Pues bien: este artículo no pretende alardear de conocimientos médicos, pues como se sabe carezco de formación en la noble profesión de Hipócrates, pero sí me cae como anillo al dedo apelando al argot popular, para referirme a la patología sistémica letal, y al parecer incurable que padece nuestro país, cual es el cáncer metastásico de la corrupción, que se reproduce sistemáticamente como tumores en todo el cuerpo de la administración pública generando la muerte de millones de asociados por robarse los dineros para la atención en salud y las necesidades básicas de nuestra población que malvive en la miseria y el abandono, con la diferencia de la enfermedad sistémica que ataca a los seres humanos y termina con la muerte del paciente, que la que padece nuestro país le genera vida a los corruptos con su enriquecimiento ilícito amparados en la impunidad propiciada por el Estado y la misma sociedad que normalizó ese cáncer letal eligiendo y reeligiendo a quienes causan tantas víctimas, pero no la de los victimarios que causan la mortal enfermedad de la corrupción.

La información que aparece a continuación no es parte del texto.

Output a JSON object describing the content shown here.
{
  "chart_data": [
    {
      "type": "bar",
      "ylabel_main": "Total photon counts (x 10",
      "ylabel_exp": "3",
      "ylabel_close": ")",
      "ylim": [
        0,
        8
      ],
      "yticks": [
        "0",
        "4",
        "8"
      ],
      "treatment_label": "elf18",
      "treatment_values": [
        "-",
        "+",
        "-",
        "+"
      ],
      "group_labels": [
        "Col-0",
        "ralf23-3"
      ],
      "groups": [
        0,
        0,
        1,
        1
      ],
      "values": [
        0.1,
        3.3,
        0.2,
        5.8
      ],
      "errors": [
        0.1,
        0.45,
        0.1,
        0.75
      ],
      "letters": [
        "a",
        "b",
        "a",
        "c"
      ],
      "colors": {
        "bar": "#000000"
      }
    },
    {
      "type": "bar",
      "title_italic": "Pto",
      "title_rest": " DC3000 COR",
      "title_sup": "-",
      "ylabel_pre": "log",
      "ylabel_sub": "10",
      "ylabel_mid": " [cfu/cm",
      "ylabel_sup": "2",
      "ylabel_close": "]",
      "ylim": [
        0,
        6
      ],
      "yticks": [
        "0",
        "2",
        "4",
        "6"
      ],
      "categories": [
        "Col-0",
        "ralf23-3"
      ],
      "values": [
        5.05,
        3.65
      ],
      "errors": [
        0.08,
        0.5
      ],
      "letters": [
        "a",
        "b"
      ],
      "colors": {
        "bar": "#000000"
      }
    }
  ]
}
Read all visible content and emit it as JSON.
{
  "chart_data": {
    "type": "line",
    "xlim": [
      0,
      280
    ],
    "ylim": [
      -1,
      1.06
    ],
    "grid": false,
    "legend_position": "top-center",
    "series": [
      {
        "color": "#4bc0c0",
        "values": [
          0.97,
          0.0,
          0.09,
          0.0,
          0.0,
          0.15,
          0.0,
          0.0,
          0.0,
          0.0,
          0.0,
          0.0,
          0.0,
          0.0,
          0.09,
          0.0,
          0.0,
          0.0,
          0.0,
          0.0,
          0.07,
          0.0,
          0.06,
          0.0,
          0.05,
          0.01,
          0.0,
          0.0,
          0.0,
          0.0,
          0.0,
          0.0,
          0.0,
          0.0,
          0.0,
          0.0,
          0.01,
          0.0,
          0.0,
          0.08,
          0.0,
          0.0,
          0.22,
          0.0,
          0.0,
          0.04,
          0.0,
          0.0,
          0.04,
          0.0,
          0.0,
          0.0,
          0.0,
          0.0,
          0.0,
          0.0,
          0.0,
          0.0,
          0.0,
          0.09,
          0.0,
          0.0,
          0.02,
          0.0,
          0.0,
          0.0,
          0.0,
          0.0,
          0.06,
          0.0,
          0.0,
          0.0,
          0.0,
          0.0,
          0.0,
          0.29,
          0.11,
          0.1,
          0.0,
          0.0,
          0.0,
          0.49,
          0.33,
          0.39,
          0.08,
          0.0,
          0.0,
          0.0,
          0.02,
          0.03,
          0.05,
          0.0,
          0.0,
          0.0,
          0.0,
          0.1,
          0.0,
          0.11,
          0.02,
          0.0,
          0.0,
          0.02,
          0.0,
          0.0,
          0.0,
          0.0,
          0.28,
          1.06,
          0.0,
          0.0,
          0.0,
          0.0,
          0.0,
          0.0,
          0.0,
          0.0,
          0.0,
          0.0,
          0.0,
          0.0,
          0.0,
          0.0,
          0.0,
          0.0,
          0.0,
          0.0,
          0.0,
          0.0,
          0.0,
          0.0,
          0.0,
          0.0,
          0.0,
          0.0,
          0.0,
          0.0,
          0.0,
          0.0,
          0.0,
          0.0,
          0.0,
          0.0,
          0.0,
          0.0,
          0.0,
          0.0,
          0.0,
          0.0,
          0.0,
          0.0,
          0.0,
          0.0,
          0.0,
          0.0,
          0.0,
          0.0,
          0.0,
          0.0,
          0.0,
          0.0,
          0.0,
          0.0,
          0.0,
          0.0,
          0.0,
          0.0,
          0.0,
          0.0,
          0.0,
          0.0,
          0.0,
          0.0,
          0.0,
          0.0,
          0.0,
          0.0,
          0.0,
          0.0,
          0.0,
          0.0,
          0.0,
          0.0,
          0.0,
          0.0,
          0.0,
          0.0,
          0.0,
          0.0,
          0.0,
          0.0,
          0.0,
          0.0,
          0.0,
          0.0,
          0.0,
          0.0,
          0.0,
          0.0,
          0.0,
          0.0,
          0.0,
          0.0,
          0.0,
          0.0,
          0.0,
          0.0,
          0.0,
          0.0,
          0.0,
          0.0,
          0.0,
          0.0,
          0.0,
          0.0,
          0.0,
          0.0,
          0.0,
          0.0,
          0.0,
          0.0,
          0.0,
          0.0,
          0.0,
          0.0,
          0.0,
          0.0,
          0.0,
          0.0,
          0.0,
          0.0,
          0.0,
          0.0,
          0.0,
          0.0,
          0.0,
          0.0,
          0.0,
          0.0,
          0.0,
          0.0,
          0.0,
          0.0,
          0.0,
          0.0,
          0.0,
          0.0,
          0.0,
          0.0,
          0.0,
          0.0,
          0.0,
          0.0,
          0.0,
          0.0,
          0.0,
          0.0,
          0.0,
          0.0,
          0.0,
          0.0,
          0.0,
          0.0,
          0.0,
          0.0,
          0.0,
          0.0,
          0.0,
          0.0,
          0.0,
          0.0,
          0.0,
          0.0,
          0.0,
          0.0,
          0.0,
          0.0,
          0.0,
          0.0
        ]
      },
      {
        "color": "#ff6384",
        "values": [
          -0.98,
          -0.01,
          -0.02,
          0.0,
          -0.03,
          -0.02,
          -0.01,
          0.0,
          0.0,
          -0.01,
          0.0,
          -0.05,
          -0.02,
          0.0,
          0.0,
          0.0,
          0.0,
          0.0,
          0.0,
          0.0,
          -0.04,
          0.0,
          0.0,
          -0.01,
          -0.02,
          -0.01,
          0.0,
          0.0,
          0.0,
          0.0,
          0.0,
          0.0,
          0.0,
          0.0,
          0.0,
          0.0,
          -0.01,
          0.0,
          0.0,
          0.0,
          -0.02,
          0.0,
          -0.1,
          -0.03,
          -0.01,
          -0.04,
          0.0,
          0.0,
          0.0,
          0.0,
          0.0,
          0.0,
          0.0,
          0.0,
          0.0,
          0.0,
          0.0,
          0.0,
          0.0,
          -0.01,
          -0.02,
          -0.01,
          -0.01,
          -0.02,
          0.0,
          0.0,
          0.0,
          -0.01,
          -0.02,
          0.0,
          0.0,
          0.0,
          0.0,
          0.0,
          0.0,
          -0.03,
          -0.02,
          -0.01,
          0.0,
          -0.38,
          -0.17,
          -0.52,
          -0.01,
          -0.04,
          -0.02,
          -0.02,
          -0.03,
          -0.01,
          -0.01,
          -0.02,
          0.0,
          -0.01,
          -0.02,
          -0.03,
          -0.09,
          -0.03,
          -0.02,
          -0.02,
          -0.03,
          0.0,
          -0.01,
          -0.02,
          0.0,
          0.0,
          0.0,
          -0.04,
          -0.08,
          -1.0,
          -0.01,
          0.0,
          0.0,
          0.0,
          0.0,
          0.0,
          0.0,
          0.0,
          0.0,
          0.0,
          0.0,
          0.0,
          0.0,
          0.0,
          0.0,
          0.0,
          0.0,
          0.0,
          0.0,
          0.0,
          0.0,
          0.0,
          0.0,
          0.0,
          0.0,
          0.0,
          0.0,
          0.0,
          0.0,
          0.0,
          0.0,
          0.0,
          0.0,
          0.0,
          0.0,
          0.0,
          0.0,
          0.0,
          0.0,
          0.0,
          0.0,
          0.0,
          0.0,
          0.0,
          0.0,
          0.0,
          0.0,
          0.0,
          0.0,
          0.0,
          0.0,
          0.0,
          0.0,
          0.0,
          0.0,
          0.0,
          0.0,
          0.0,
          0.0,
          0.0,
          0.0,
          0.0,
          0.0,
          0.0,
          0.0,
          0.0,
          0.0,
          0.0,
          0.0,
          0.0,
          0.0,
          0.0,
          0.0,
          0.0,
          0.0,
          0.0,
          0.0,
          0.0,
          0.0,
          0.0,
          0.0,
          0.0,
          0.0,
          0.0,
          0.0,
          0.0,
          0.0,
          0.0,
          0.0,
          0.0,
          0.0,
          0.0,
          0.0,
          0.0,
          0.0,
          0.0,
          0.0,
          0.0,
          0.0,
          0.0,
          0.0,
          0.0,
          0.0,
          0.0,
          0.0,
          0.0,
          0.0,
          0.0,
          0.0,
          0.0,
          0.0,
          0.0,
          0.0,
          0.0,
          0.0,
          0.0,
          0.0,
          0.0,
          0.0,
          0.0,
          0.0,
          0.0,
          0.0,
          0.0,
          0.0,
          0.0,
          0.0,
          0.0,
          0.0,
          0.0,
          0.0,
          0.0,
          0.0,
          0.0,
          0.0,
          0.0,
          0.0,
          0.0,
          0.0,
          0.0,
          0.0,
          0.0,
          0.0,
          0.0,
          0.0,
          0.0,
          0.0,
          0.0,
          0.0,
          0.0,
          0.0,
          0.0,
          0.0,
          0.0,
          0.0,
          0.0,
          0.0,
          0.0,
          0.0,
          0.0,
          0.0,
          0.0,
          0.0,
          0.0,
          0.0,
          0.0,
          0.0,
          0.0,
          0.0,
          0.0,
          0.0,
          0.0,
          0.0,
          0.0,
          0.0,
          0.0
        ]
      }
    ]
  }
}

Por eso ahora la justicia nos vuelve, ya no a sorprender, sino a reiterarnos la gravedad de la patología como impotentes médicos; que por enésima vez se robaron los sagrados recursos de las regalías que son para atender necesidades básicas de nuestra población en cuantía de 500.000 millones de pesos, cuando el Departamento Nacional de Planeación nos comunicó anteriormente que se habían robado entre el 2017 y el 2022, 12 billones de pesos, que como ya sabemos, fueron a parar a los bolsillos de la clase politiquera y sus aliados y a la financiación de sus campañas, que les permite mantenerse vivos como vampiros que desangran a nuestro país irremediablemente, porque ahora que tanto se habla de luchar hipócritamente contra la plaga mortal por parte de candidatos rodeados de corruptos y mafiosos, ya sabemos de antemano que no habrá estrategia integral ni acuerdo alguno para atacarla a fondo con reformas profundas, porque sus causas se encuentran en el sistema político electoral fétido que causa la metástasis y en la ineficacia de la justicia, de la mano por supuesto de una sociedad cómplice decidida a seguir apoyando a sus verdugos.